Selain itu banyak sekali interaksi di dunia maya yang seperti ‘sampah’ atau ‘noise’. Ibarat tong kosong nyaring bunyinya. Banyak komentar yang bukan hanya tidak bermutu dan tidak ada manfaatnya, tetapi juga seksis. Komentar yang diklaim bercandaan tetapi faktanya menjadikan perempuan obyek obrolan yang tidak sehat.

Misalnya sering kali ketika saya berbagi informasi kegiatan PerempuanWP, komentar yang masuk di artikel yang saya sebarkan adalah bahwa PerempuanWP ibarat ‘kolam’ untuk memancing ikan, dan ikan yang dimaksud adalah perempuan untuk dijadikan pacar atau istri. 

Contoh lain adalah komentar mendiskusikan mengenai kota Bangkok, kota tempat WordCamp Asia 2021, sebagai kota yang menawarkan kemudahan menggunakan jasa prostitusi dengan murah. 

Cerita di atas adalah fakta yang sebagian besar telah ditindaklanjuti dengan diberi peringatan dan dihapus. Selain itu kebanyakan komentar-komentar seksis dan tidak bermanfaat dilakukan oleh kontributor laki-laki yang tidak hanya senior atau dipandang oleh anggota komunitas, tetapi juga mungkin sudah berkeluarga atau akunnya menggunakan foto profil dan nama yang bersifat religius. DAN, semua hal tidak sehat tersebut dilakukan di platform atau dalam konteks diskusi yang menggunakan nama “WordPress” di dalamnya. 

Jika hal di atas tidak dianggap hal yang serius oleh seluruh anggota maka ketidakadilan gender akan terus terjadi di dalam komunitas WordPress. Perempuan dan SIAPA PUN harus ditempatkan di dalam komunitas sebagai bagian yang bisa berperan dan berkontribusi sama dengan anggota komunitas laki-laki. Perempuan dan SIAPA PUN harus dihargai bukan karena gendernya atau fisiknya tetapi karena kualitas kerja dan kontribusinya. 
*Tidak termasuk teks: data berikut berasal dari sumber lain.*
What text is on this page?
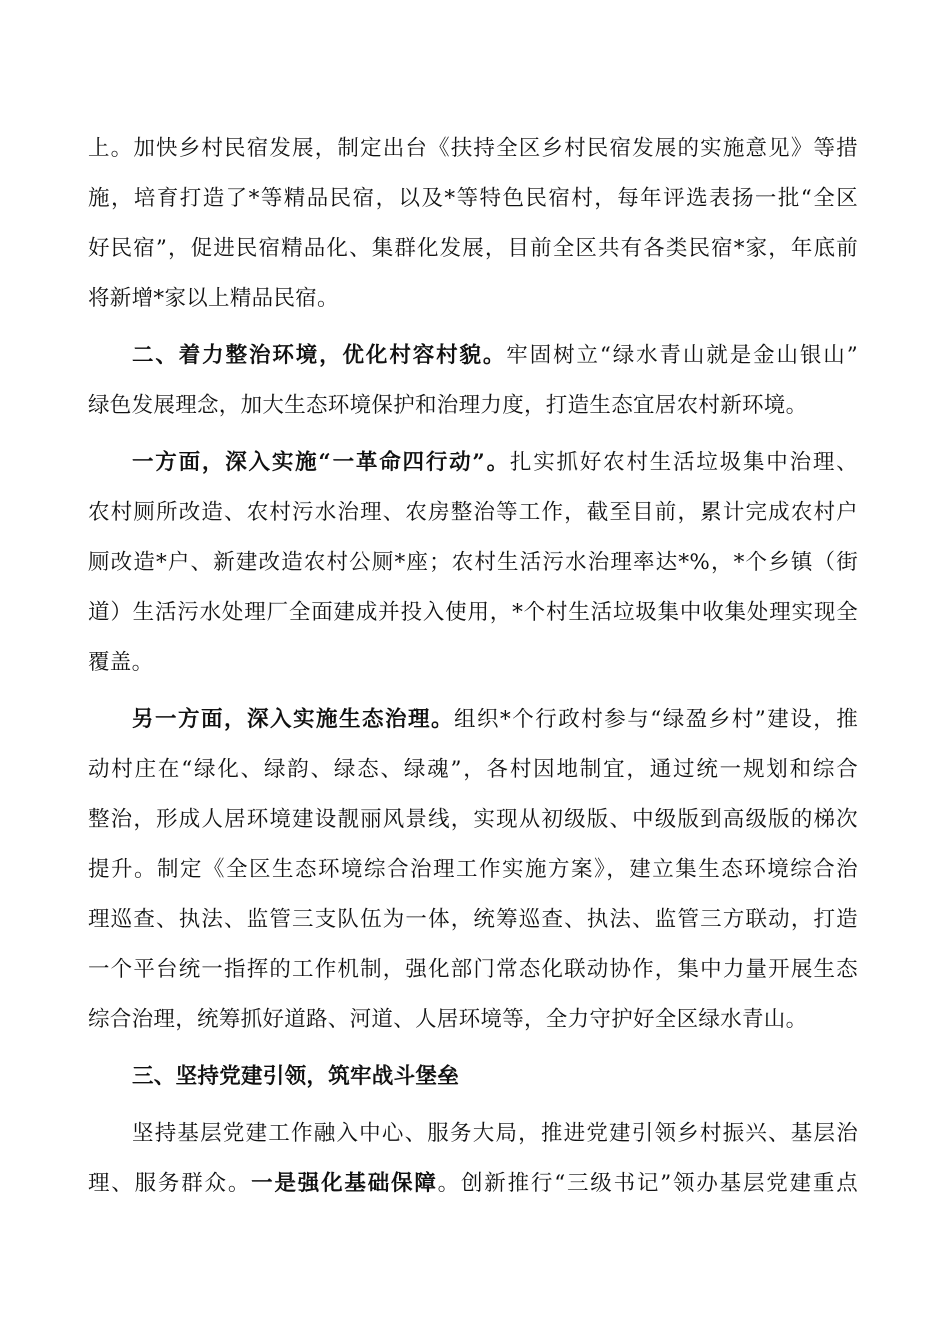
上。加快乡村民宿发展，制定出台《扶持全区乡村民宿发展的实施意见》等措
施，培育打造了*等精品民宿，以及*等特色民宿村，每年评选表扬一批“全区
好民宿”，促进民宿精品化、集群化发展，目前全区共有各类民宿*家，年底前
将新增*家以上精品民宿。
二、着力整治环境，优化村容村貌。牢固树立“绿水青山就是金山银山”
绿色发展理念，加大生态环境保护和治理力度，打造生态宜居农村新环境。
一方面，深入实施“一革命四行动”。扎实抓好农村生活垃圾集中治理、
农村厕所改造、农村污水治理、农房整治等工作，截至目前，累计完成农村户
厕改造*户、新建改造农村公厕*座；农村生活污水治理率达*%，*个乡镇（街
道）生活污水处理厂全面建成并投入使用，*个村生活垃圾集中收集处理实现全
覆盖。
另一方面，深入实施生态治理。组织*个行政村参与“绿盈乡村”建设，推
动村庄在“绿化、绿韵、绿态、绿魂”，各村因地制宜，通过统一规划和综合
整治，形成人居环境建设靓丽风景线，实现从初级版、中级版到高级版的梯次
提升。制定《全区生态环境综合治理工作实施方案》，建立集生态环境综合治
理巡查、执法、监管三支队伍为一体，统筹巡查、执法、监管三方联动，打造
一个平台统一指挥的工作机制，强化部门常态化联动协作，集中力量开展生态
综合治理，统筹抓好道路、河道、人居环境等，全力守护好全区绿水青山。
三、坚持党建引领，筑牢战斗堡垒
坚持基层党建工作融入中心、服务大局，推进党建引领乡村振兴、基层治
理、服务群众。一是强化基础保障。创新推行“三级书记”领办基层党建重点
-Devin Maeztri, Inisiator PerempuanWP

Pengalaman setiap orang di bidang teknologi memang berbeda-beda. Tetapi banyak perempuan yang mempunyai pengalaman buruk, karena lingkungan yang seksis dan merendahkan perempuan. Mari bersama-sama kita membuat komunitas WordPress dan teknologi yang inklusif, aman, dan nyaman untuk semua orang!